A trans man who requested anonymity wrote about the darkness that erases any chance for joy.
“Personally, I’ve been having a very hard time. All the normal problems of life and healthcare that we are all dealing with, plus the near certainty that we are heading towards ‘liquidation.’ What else is there to do but batten down the hatches and support my community?” he wrote. “I’ve been ‘in the game’ for a long time, and this is the worst it’s ever been, or at least the sharpest downturn. I have zero faith in the government to come through for us no matter how blue I vote. I also am at risk of pregnancy, so I’m really feeling the pressure. All in all, I fully, 100% seriously expect to be dead in the next five years. We had our chance, and we squandered it. They’re gonna round us up.”
Gwendolyn Ann Smith, the journalist credited with organizing the first Transgender Day of Remembrance, acknowledged that “some days, just making it through the day in one piece” is how she finds joy, but also reflected on the power of witnessing our resilience.
Model, activist and Instagram celebrity Rose Montoya of Los Angeles said she first found joy in being trans when Laverne Cox visited her college campus seven years ago. “Hearing her story was so compelling, because it was my story.” Montoya, 26, identifies as trans, Latine, bisexual and nonbinary, and told me she’s dealt with bullies all her life, when she identified as a gay boy, and now on social media. So she’s used her platform to educate and advocate. But it comes with a price.

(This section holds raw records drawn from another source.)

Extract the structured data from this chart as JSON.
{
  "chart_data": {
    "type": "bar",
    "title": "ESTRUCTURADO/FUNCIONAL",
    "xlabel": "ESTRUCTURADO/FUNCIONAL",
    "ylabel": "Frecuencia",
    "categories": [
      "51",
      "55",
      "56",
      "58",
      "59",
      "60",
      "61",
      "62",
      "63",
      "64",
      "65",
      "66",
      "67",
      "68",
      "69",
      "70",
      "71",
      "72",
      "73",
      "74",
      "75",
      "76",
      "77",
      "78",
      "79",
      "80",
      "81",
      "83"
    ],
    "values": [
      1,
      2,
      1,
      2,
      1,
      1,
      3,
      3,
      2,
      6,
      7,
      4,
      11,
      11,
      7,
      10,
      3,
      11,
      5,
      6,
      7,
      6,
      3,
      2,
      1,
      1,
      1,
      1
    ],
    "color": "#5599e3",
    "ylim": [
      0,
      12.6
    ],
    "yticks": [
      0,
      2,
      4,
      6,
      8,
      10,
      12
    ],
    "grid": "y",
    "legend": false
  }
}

“I’m exhausted,” she said. “After Pride month, I’ve been focusing on resting and recharging. I find joy in taking a break. There’s so much more work to be done and more fighting for change needed, but I cannot continue to pour from an empty cup. I’ve been surrounding myself with my family, chosen family, friends, and my partner.”
Kara Mailman, 30, is a nonbinary transmasc in Washington, D.C. They are living proof that being surrounded by affirming, supportive people can be a source of personal joy.
“I’ve found an incredible partner, my friendships have stayed strong, and my workplace is very trans-friendly,” they told me. “I’ve definitely had some struggles, specifically with explaining to my parents how my gender works, but overall I’m so, so glad I was able to safely come out!”
Jones-Sikes said that while “joy” clearly has different meanings for different people, he sees joy in two dimensions: “There’s joy that you have within yourself, but then there’s the joy you find externally: Being able to be seen and heard by the people closest to me, and where I work. Internally, there’s so much beauty in discovering yourself, and feeling confident as well. Feeling self love, and being my authentic self.”